First Secretary of State, George Osborne, announced last year that employers who take on apprentices will no longer have to pay their national insurance from 2016. This change will cost taxpayers over £400 million in lost revenue up to 2019/20 according to government estimates.
You’re fired!
You’re re-hired…as an apprentice
93 per cent of those aged 25 or older already worked for their employer before starting their apprenticeship. (Department for Business, Innovation and Skills)
And then you’ve got the training providers who are vying for apprentices. These agencies deliver educational courses which the apprentice carries out while doing their work at a business. Courses, accredited or not, are paid for by the SFA, often to the tune of thousands of pounds. Recent government data shows that one in five apprentices are receiving no formal training despite all training providers being paid course fees.
Martyn Read, as recorded in 2014, was a director of Bristol-based apprenticeship training provider S & B Automotive Training Academy. Whilst this company received training fees, another company Mr. Read directed, Renrod, otherwise known as Platinum Motor Group, benefited by employing these apprentices, receiving £1,500 grants. The multimillion pound car dealership has branches across the South-West.

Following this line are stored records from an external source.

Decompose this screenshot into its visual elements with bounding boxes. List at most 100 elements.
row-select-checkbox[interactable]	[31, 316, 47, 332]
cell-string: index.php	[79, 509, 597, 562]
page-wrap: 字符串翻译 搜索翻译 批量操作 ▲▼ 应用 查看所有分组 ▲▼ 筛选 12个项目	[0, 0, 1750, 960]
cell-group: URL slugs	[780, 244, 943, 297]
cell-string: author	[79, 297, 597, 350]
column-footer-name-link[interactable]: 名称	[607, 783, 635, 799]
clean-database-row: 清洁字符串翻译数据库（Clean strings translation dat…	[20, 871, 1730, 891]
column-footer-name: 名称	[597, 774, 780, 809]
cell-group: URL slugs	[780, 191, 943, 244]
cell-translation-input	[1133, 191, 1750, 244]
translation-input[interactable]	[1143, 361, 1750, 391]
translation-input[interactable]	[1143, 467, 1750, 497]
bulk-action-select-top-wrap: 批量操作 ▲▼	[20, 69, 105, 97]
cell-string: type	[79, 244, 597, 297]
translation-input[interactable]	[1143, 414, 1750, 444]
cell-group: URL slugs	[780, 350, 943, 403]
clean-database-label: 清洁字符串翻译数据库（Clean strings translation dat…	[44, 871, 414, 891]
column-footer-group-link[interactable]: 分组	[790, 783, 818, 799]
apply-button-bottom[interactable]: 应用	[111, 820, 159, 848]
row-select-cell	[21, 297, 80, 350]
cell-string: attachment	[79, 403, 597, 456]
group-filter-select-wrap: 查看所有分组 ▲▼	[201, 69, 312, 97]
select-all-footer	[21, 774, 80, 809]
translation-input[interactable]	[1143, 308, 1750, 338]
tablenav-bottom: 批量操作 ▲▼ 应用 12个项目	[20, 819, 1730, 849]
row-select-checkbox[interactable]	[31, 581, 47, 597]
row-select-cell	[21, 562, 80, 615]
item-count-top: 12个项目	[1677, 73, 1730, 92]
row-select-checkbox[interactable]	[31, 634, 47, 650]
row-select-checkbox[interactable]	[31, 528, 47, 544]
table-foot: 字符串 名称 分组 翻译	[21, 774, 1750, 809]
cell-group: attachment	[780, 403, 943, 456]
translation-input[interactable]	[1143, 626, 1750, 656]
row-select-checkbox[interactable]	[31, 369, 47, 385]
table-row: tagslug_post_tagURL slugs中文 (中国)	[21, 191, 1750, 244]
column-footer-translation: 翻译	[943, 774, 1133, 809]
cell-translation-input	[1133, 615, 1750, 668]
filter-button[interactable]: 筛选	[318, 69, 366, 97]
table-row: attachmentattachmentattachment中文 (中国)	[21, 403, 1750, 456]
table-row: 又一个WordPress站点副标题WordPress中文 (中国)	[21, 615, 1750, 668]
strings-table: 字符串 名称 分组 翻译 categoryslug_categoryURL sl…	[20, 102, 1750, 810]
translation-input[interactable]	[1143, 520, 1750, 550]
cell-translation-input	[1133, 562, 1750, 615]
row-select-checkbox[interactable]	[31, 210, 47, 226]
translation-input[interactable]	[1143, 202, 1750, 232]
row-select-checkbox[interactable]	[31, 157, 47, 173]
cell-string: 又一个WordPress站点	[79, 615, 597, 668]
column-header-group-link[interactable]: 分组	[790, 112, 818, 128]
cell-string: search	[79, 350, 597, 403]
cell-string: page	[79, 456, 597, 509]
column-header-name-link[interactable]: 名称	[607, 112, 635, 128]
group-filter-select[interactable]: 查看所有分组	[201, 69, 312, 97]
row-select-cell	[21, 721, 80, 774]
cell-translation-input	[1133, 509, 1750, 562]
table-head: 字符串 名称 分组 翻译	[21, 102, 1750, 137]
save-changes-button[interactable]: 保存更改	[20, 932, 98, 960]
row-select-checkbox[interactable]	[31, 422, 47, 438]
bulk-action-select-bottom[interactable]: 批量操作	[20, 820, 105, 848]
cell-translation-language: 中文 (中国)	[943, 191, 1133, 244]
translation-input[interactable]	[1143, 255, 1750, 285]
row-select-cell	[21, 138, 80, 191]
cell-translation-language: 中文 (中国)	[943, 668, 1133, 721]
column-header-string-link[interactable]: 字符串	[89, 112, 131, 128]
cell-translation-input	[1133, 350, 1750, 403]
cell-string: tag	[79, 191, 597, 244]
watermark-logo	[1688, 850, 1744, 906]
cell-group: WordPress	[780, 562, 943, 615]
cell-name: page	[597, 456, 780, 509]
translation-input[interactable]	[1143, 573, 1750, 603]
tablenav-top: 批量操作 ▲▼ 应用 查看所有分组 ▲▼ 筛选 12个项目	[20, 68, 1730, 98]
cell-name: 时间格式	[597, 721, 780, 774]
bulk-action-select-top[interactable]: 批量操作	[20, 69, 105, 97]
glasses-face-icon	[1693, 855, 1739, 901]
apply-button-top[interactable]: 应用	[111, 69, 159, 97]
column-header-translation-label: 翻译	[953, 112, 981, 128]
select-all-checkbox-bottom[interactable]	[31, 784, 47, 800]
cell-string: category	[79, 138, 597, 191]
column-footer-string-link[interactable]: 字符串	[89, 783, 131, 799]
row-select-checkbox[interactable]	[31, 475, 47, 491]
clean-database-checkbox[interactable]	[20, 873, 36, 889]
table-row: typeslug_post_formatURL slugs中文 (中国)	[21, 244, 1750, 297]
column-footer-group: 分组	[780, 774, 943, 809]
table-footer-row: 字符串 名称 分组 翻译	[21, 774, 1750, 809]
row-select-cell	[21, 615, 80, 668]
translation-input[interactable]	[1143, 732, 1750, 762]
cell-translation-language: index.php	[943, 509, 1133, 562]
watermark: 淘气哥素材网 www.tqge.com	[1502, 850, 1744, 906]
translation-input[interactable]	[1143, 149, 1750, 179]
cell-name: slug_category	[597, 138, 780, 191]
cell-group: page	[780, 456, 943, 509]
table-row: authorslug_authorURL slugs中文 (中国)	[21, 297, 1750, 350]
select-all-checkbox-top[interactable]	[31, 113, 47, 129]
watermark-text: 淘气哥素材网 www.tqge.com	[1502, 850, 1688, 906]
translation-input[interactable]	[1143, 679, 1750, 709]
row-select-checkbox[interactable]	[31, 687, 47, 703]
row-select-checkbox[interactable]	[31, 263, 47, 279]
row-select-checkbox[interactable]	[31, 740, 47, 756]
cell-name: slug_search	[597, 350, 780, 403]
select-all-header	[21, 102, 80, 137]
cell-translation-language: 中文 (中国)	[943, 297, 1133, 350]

Other businesses, including Pizza Hut and Aldi, who both advertise apprenticeships in Bristol, act as both the training provider and ‘host’ business. In other words, they provide in-house training and employment. So they receive from government a whooping £1,500 per apprentice, paid course fees, and the option of paying workers a minimum wage of £2.73 per hour. These examples show some of the ways in which, wholly legally, companies and individuals benefit as employer and training provider – sometimes both- from taxpayer money.
Apprenticeships have become somewhat of a sacred cow in public debate. And yes there are quality apprenticeships, so let’s not throw the baby out with the bath water. But who’s benefiting here? Does £4 an hour for “mopping, sweeping, dusting, emptying bins” sound like skilled training to you?
Some names have been changed at the request of the interviewees.
Champion of the low pay
“More hope, more opportunity, and more security for our young people.”
Prime minister, David Cameron on apprenticeships.
Just some of the local apprenticeships on offer:
Wage: £3 p/hWorkplace: Shoe Zone retail ltd.Description: “This is a hands-on-role which requires regular replenishing of the stock and possible handling of cartons of shoes.”
Job: Apprentice Pizza Chef
Wage: £3.72 p/h
Workplace: Pizza Hut
Description: “Preparing great food that our guests will want to come back for time and time again.”
Job: Cleaning operative apprentice
Wage: £4 p/h
Workplace: 007 Cleaning
Description: “Mopping, sweeping, dusting, emptying bins, cleaning washrooms, windows, brass and carpet cleaning.”
Job: Retail apprentice
Wage: £5.30 p/h
Workplace: Aldi
Description: “After the three-year scheme, you’ll have the perfect springboard to a successful career in retail.”
Job: Apprentice kitchen assistant
Wage: £2.68
Workplace: Fish & Chip shop, Whitchurch
Description: “Filleting fish, Vegetable preparation, Dealing with customers, Placing orders, Stock checking & rotation cashing up.”
Job: Culinary apprentice
Wage: £4.50
Workplace: Marriott Hotel
Description: “Wash and peel fresh fruits” & “Move, lift, carry, push, pull, and place objects weighing less than or equal to 25 pounds.”